For best health, of course, we’d consume whole foods such as fruits and vegetables that provide plenty of water and naturally occurring electrolytes such as potassium. The nutrients these foods naturally support and regulate electrolyte balance and can decrease the risk of high heart rate that occurs when electrolyte imbalances occur.

5. A disordered relationship with food

The ketogenic diet can trigger negative relationships with food. It can change the way a person feels about natural, whole foods, leading to disordered eating. Fruits, vegetables and whole grains should never be seen as “bad” foods, nor should nutritious whole foods that are high in natural fats (like nuts, seeds and avocados) be regarded as “bad.”

Of course, not everyone who follows the keto diet will develop an eating disorder. It’s just something to keep in mind because the diet is extreme and especially might affect someone who is prone to a disordered relationship with food.

Other risks to be aware of

Other risks of the ketogenic diet include organ damage (especially to the kidneys), along with heart issues, since many people following the diet lose natural protein stores which can affect the heart.

Some women also experience menstrual issues, as a low-carb diet can trigger amenorrhea (the cessation of mensturation). Other risks associated include thyroid issues, adrenal imbalances, and more.

The bottom line

Be sure to do your research before starting a ketogenic diet, and ask a licensed naturopath before beginning any diet that eliminates entire food groups.  Eliminating healthy, whole food should raise a red flag.
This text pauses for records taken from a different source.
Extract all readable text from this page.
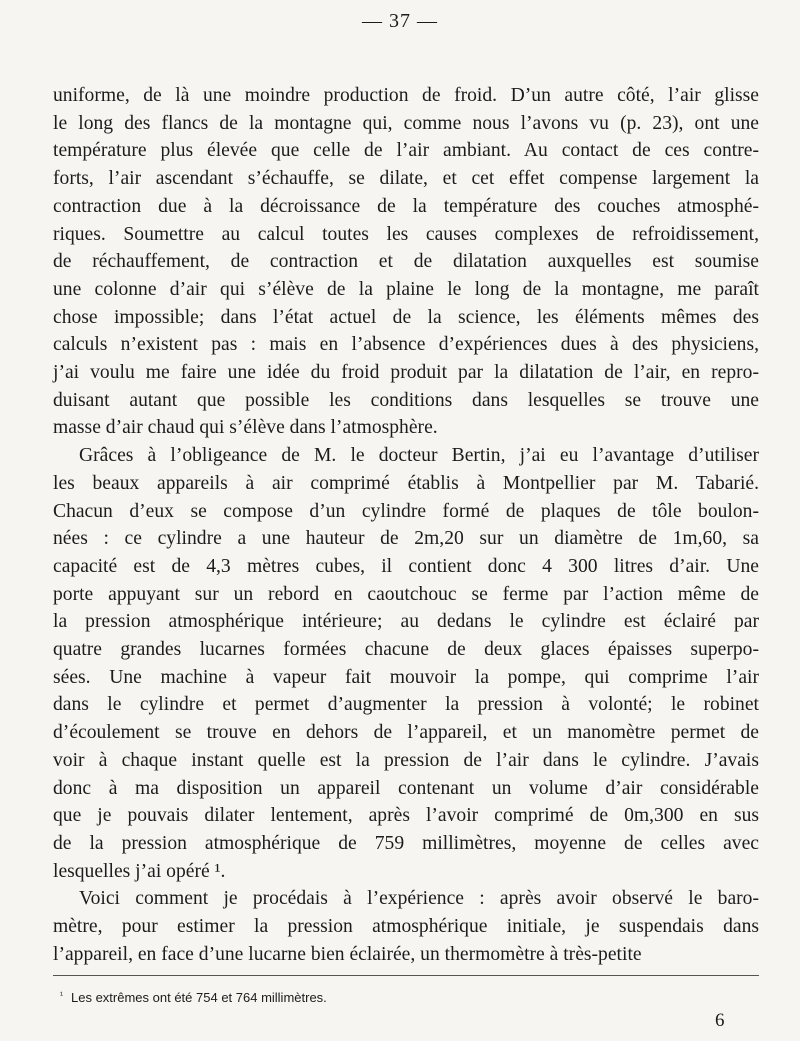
— 37 —

uniforme, de là une moindre production de froid. D’un autre côté, l’air glisse

le long des flancs de la montagne qui, comme nous l’avons vu (p. 23), ont une

température plus élevée que celle de l’air ambiant. Au contact de ces contre-

forts, l’air ascendant s’échauffe, se dilate, et cet effet compense largement la

contraction due à la décroissance de la température des couches atmosphé-

riques. Soumettre au calcul toutes les causes complexes de refroidissement,

de réchauffement, de contraction et de dilatation auxquelles est soumise

une colonne d’air qui s’élève de la plaine le long de la montagne, me paraît

chose impossible; dans l’état actuel de la science, les éléments mêmes des

calculs n’existent pas : mais en l’absence d’expériences dues à des physiciens,

j’ai voulu me faire une idée du froid produit par la dilatation de l’air, en repro-

duisant autant que possible les conditions dans lesquelles se trouve une

masse d’air chaud qui s’élève dans l’atmosphère.

Grâces à l’obligeance de M. le docteur Bertin, j’ai eu l’avantage d’utiliser

les beaux appareils à air comprimé établis à Montpellier par M. Tabarié.

Chacun d’eux se compose d’un cylindre formé de plaques de tôle boulon-

nées : ce cylindre a une hauteur de 2m,20 sur un diamètre de 1m,60, sa

capacité est de 4,3 mètres cubes, il contient donc 4 300 litres d’air. Une

porte appuyant sur un rebord en caoutchouc se ferme par l’action même de

la pression atmosphérique intérieure; au dedans le cylindre est éclairé par

quatre grandes lucarnes formées chacune de deux glaces épaisses superpo-

sées. Une machine à vapeur fait mouvoir la pompe, qui comprime l’air

dans le cylindre et permet d’augmenter la pression à volonté; le robinet

d’écoulement se trouve en dehors de l’appareil, et un manomètre permet de

voir à chaque instant quelle est la pression de l’air dans le cylindre. J’avais

donc à ma disposition un appareil contenant un volume d’air considérable

que je pouvais dilater lentement, après l’avoir comprimé de 0m,300 en sus

de la pression atmosphérique de 759 millimètres, moyenne de celles avec

lesquelles j’ai opéré ¹.

Voici comment je procédais à l’expérience : après avoir observé le baro-

mètre, pour estimer la pression atmosphérique initiale, je suspendais dans

l’appareil, en face d’une lucarne bien éclairée, un thermomètre à très-petite

$^{^1}$ Les extrêmes ont été 754 et 764 millimètres.
6
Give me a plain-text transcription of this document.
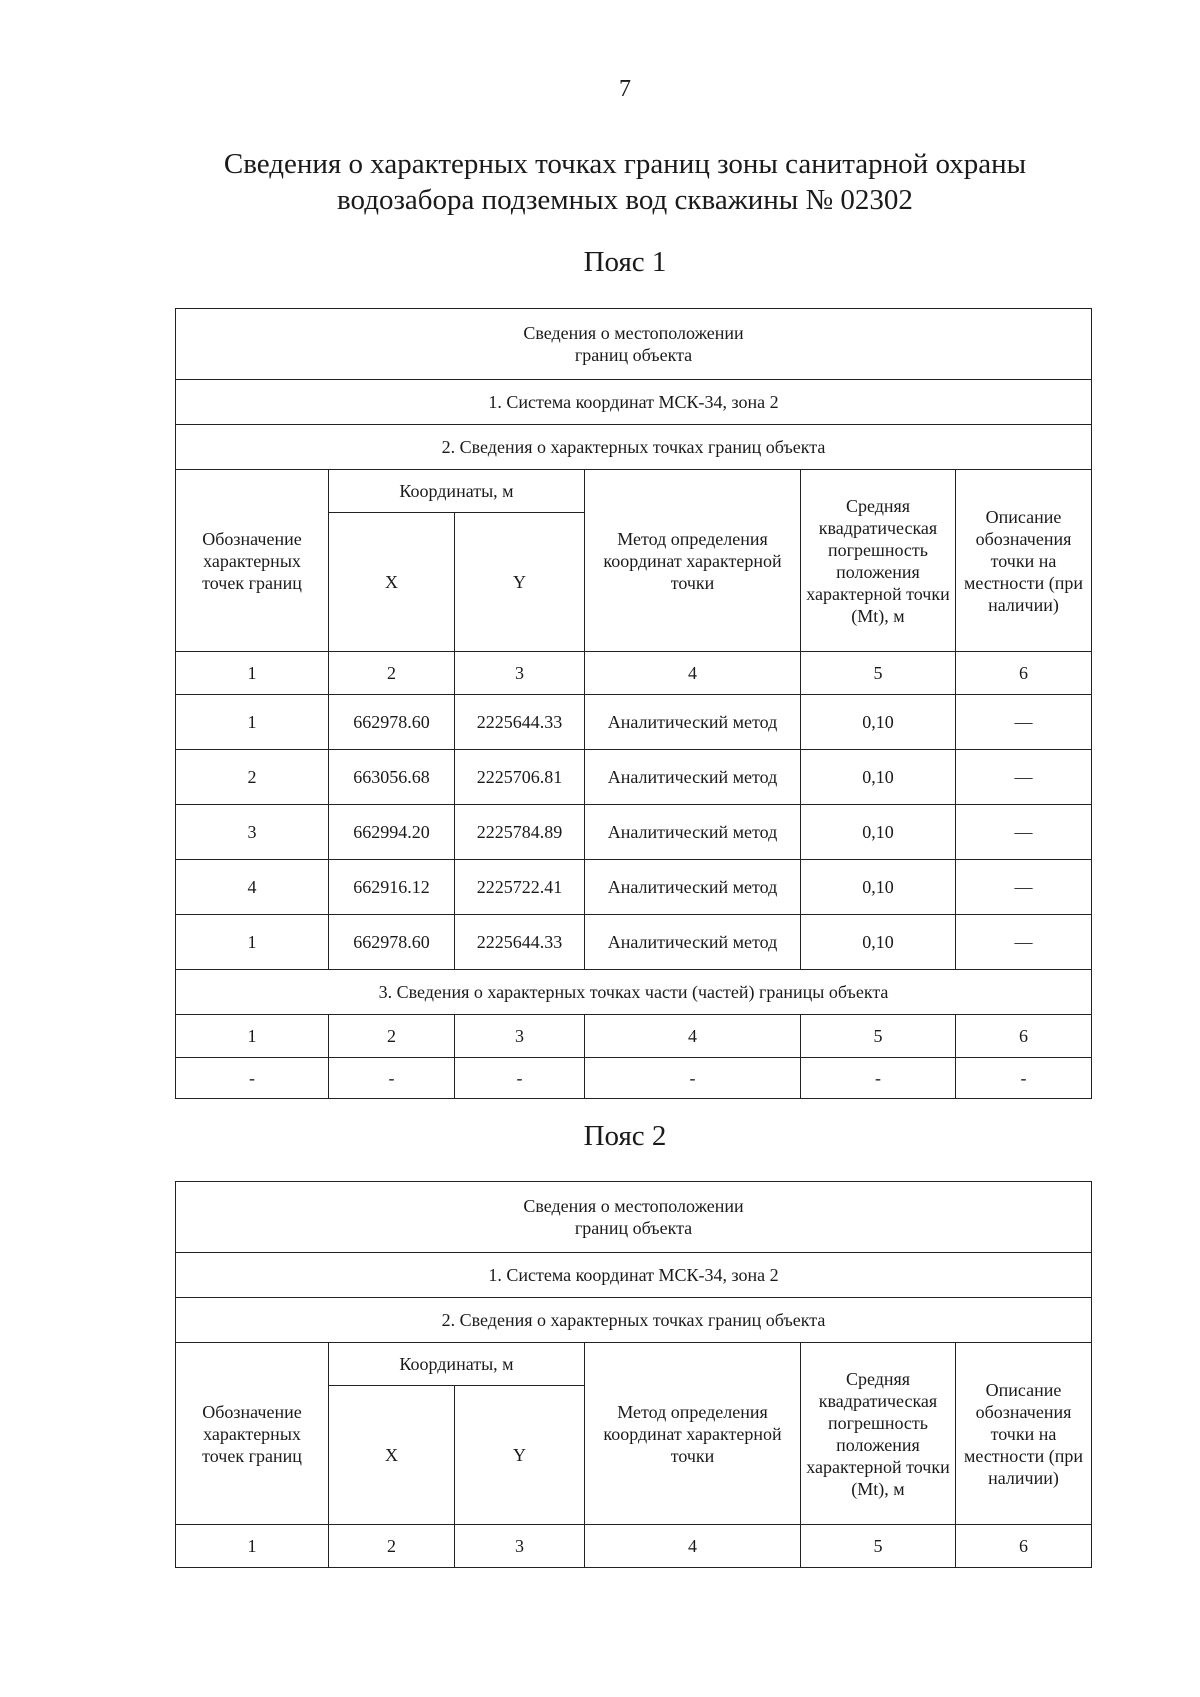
7
Сведения о характерных точках границ зоны санитарной охраны
водозабора подземных вод скважины № 02302
Пояс 1
Сведения о местоположении
границ объекта					

1. Система координат МСК-34, зона 2					
2. Сведения о характерных точках границ объекта					
Обозначение характерных точек границ	Координаты, м		Метод определения координат характерной точки	Средняя квадратическая погрешность положения характерной точки (Mt), м	Описание обозначения точки на местности (при наличии)
	X	Y			
1	2	3	4	5	6
1	662978.60	2225644.33	Аналитический метод	0,10	—
2	663056.68	2225706.81	Аналитический метод	0,10	—
3	662994.20	2225784.89	Аналитический метод	0,10	—
4	662916.12	2225722.41	Аналитический метод	0,10	—
1	662978.60	2225644.33	Аналитический метод	0,10	—
3. Сведения о характерных точках части (частей) границы объекта					
1	2	3	4	5	6
-	-	-	-	-	-
Пояс 2
Сведения о местоположении
границ объекта					

1. Система координат МСК-34, зона 2					
2. Сведения о характерных точках границ объекта					
Обозначение характерных точек границ	Координаты, м		Метод определения координат характерной точки	Средняя квадратическая погрешность положения характерной точки (Mt), м	Описание обозначения точки на местности (при наличии)
	X	Y			
1	2	3	4	5	6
I am not against keto, I actually do it on occasion.  It's just not something I believe is sustainable or healthy long term.  It’s also important to remember that just because one diet works for someone, doesn’t mean it will naturally be the right one for you.

Always keep a journal of what you eat and how you feel for a week when making any dietary changes.  Your body will tell you when something is off...listen to it!